The interruption affected millions of users across the U.S., Europe, New Zealand, and beyond. Here's a deep, user‑friendly dive into what went wrong, how it impacted users, and where things stand now.


Starlink Hit by Major Outage Caused Revealed, Elon Musk Responds


How and When Did the Outage Start?

Around 3:15 PM EDT (19:15 UTC) on July 24, monitoring services began detecting massive spikes in error reports—tens of thousands of users seeing messages like “no healthy upstream.” Within minutes, services like Downdetector flagged massive outages.

By 4:05 PM, Starlink acknowledged the disruption via a message on X (formerly Twitter), saying they were "actively implementing a solution." At 5:28 PM, traffic began returning, and by about 6:23 PM, Starlink said service had “mostly recovered.”

In total, the blackout lasted roughly 150 minutes, making it the longest major outage Starlink has seen since it became a major provider.


What Caused the Outage?

What really brought Starlink offline? According to Michael Nicolls, Starlink’s VP of Engineering, the outage stemmed from a failure in key internal software services operating the network’s core. 

In plain terms: a glitch somewhere in the network’s brains caused everything to fall apart for a couple hours.

Elon Musk personally acknowledged the issue: “Sorry for the outage. SpaceX will remedy root cause to ensure it doesn’t happen again.” Experts have speculated it might have been due to:

  1. A buggy software update
  2. A misconfiguration in core services
  3. In rare scenarios, even a cyberattack—though nothing has been confirmed
  4. In short, something inside Starlink’s command/control software hit the fan—and service went down nearly worldwide.


What Was the Impact on Users?

At peak, NetBlocks reported global connectivity down to just 16 percent of normal levels—almost total collapse.

Downdetector saw upwards of 61,000 reports in minutes.

Ukrainian forces, heavily reliant on Starlink terminals for battlefield communication, lost service across the front lines for the full outage duration—marking their longest disruption yet during the war.

Everyday users—from remote homes to ships at sea, businesses and telecom partners (like T‑Mobile’s new satellite messaging service)—felt the pinch.


Recovery & What’s Happening Now?

Once engineers dialed in the fix, service returned fairly evenly across regions.

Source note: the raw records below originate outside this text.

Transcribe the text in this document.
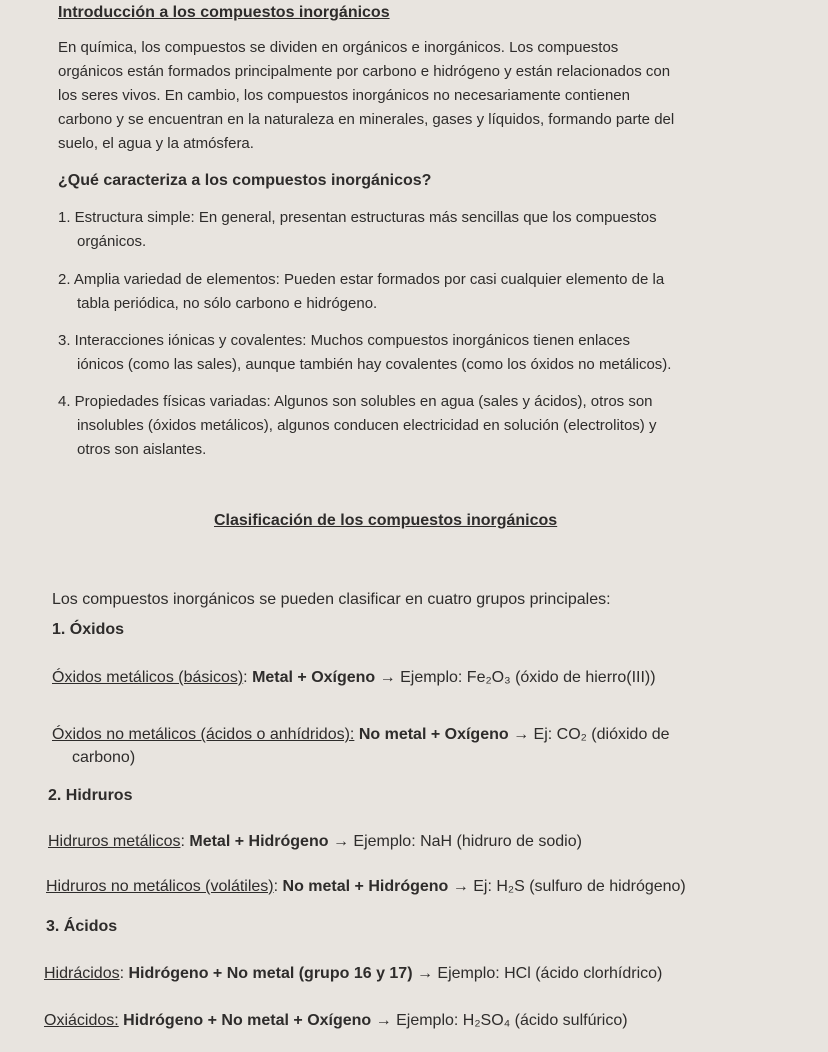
Introducción a los compuestos inorgánicos

En química, los compuestos se dividen en orgánicos e inorgánicos. Los compuestos
orgánicos están formados principalmente por carbono e hidrógeno y están relacionados con
los seres vivos. En cambio, los compuestos inorgánicos no necesariamente contienen
carbono y se encuentran en la naturaleza en minerales, gases y líquidos, formando parte del
suelo, el agua y la atmósfera.

¿Qué caracteriza a los compuestos inorgánicos?

1. Estructura simple: En general, presentan estructuras más sencillas que los compuestos
orgánicos.
2. Amplia variedad de elementos: Pueden estar formados por casi cualquier elemento de la
tabla periódica, no sólo carbono e hidrógeno.
3. Interacciones iónicas y covalentes: Muchos compuestos inorgánicos tienen enlaces
iónicos (como las sales), aunque también hay covalentes (como los óxidos no metálicos).
4. Propiedades físicas variadas: Algunos son solubles en agua (sales y ácidos), otros son
insolubles (óxidos metálicos), algunos conducen electricidad en solución (electrolitos) y
otros son aislantes.

Clasificación de los compuestos inorgánicos

Los compuestos inorgánicos se pueden clasificar en cuatro grupos principales:

1. Óxidos

Óxidos metálicos (básicos): Metal + Oxígeno → Ejemplo: Fe₂O₃ (óxido de hierro(III))

Óxidos no metálicos (ácidos o anhídridos): No metal + Oxígeno → Ej: CO₂ (dióxido de

carbono)

2. Hidruros

Hidruros metálicos: Metal + Hidrógeno → Ejemplo: NaH (hidruro de sodio)

Hidruros no metálicos (volátiles): No metal + Hidrógeno → Ej: H₂S (sulfuro de hidrógeno)

3. Ácidos

Hidrácidos: Hidrógeno + No metal (grupo 16 y 17) → Ejemplo: HCl (ácido clorhídrico)

Oxiácidos: Hidrógeno + No metal + Oxígeno → Ejemplo: H₂SO₄ (ácido sulfúrico)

By 6:23 PM EDT, network performance was largely back up even if some edge cases lingered.

Starlink promised a full root‑cause investigation and pledged fixes to prevent a repeat. Musk and Starlink leadership emphasized company commitment to reliability—but also admitted they hadn’t fully pinpointed every detail publicly yet.


What Users Should Know & Do

If you're using Starlink—or thinking about it—here’s what to keep in mind:

  1. Expect rare disruptions like this, though they’re still unusual.
  2. Have a backup option (like mobile data or a local ISP) if continuous uptime matters.
  3. Check official Starlink channels or status pages for updates.
  4. Periodically reboot your terminal and check for firmware updates.